IN THE BEGINNING...THE LORD SAID,
“I will blot out man...for I am sorry that I have made them.”
WHY?
"...the woman saw that the tree was good for food, and that it was a delight to the eyes, and that the tree was to be desired to make one wise, she took of its fruit and ate, and she also gave some to her husband who was with her, and he ate."
WHY?
Man blamed Eve...The man said, “The woman whom you gave to be with me, she gave me fruit of the tree, and I ate.”
Eve blamed the serpent. The woman said, “The serpent deceived me, and I ate.”
One can understand how that happened. Afterall, God told us in the beginning that "the serpent was more crafty than any other beast of the field that the Lord God had made."
Blame cascades: Adam to Eve, Eve to the serpent, yet none to the self. The crafty one slithers away unscathed at first.
God looks on with the ache of a parent and profound grief over what His image-bearers had become.
In time, the whole earth brimmed with violence (Hamas)—every intent of human hearts turned toward evil, unchecked and unrelenting.
And the Lord regretted that he had made man on the earth, and it grieved him to his heart. So the Lord said, “I will blot out man whom I have created from the face of the land, man and animals and creeping things and birds of the heavens, for I am sorry that I have made them. But Noah found favor in the eyes of the Lord.
"The Lord saw that the wickedness of man was great in the earth, and that every intention of the thoughts of his heart was only evil continually."
So the rains came, the ark rose and God "reset" the world, starting over with righteous Noah and his family.
Eventually, "Everything on the dry land in whose nostrils was the breath of life died. He blotted out every living thing that was on the face of the ground, man and animals and creeping things and birds of the heavens. They were blotted out from the earth. Only Noah was left, and those who were with him in the ark."
BUT GOD remembered Noah and all the beasts and all the livestock that were with him in the ark. And God made a wind blow over the earth, and the waters subsided.
God knew mankind would return to it's evil ways.
BUT...
Then Noah built an altar to the Lord and took some of every clean animal and some of every clean bird and offered burnt offerings on the altar. And when the Lord smelled the pleasing aroma, the Lord said in his heart, “I will never again curse the ground because of man, for the intention of man's heart is evil from his youth. Neither will I ever again strike down every living creature as I have done. While the earth remains, seedtime and harvest, cold and heat, summer and winter, day and night, shall not cease.”
WHY?
This sentence may be the most confusing explanation by God in the entire bible.
I will never again curse the ground because of man, for the intention of man's heart is evil from his youth.
BUT...
Notice why God relented. Repentance...an offering to God. In effect, Noah, representing all of mankink, acknowledged accountability. He had a contrite heart.

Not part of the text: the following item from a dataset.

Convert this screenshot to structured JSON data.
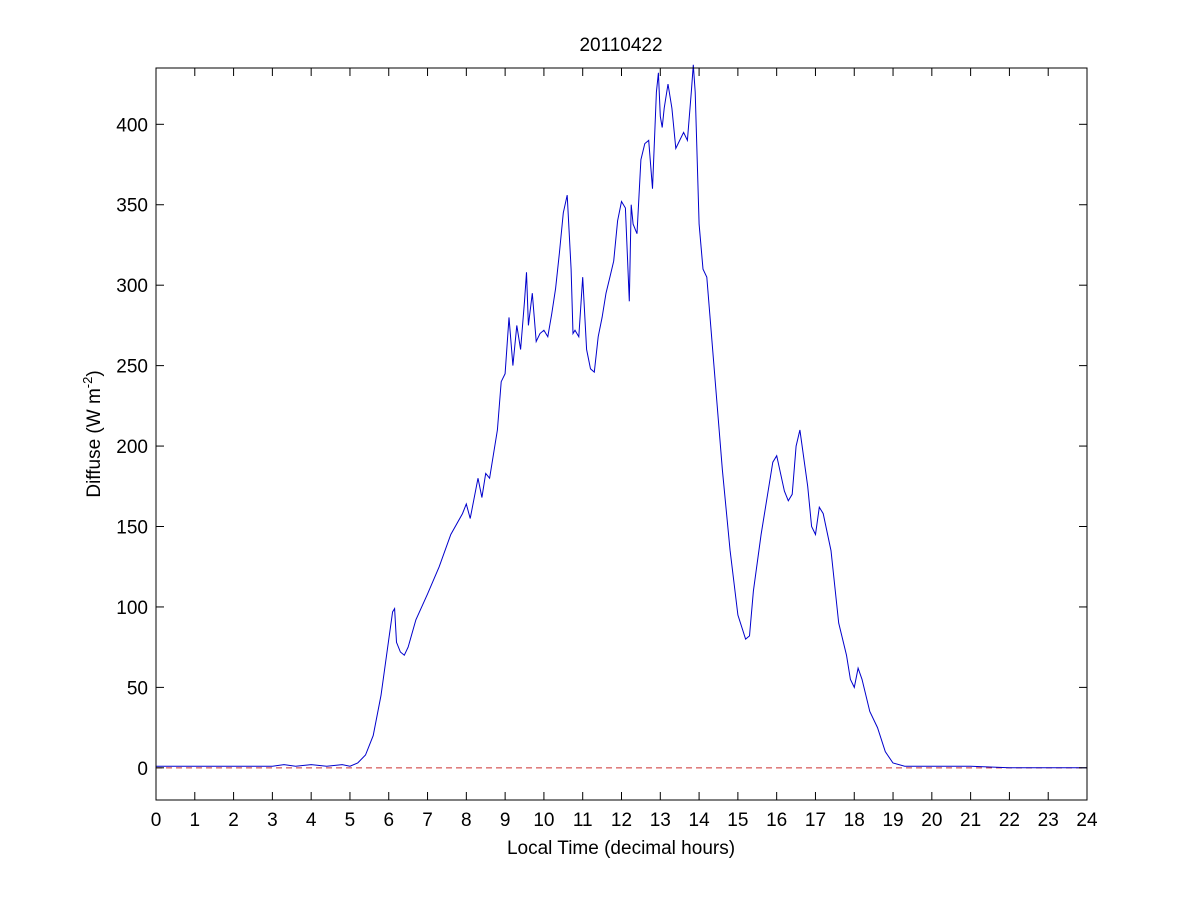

It is a contrite heart where pride yields to plea, where the bruised soul turns back God.
In Psalm 51, David, scourged by his own shadows, cries out: "The sacrifices of God are a broken spirit; a broken and contrite heart, O God, you will not despise."
The prophet Isaiah amplifies the whisper: "For thus says the One who is high and lifted up... I dwell in the high and holy place, and also with him who is of a contrite and lowly spirit, to revive the spirit of the lowly, and to revive the heart of the contrite."
And in Isaiah 66: "But this is the one to whom I will look: he who is humble and contrite in spirit and trembles at my word."
The Psalms encircle the broken: "The Lord is near to the brokenhearted and saves the crushed in spirit."
We live in world without accountability. Blame is cascading again. How long before God intervenes again?
Can you imagine the whole world being brokenhearted, with a contrite heart and crying out? It seems to me that is what it would be like if the world was coming to an end. I wonder: would God respond then?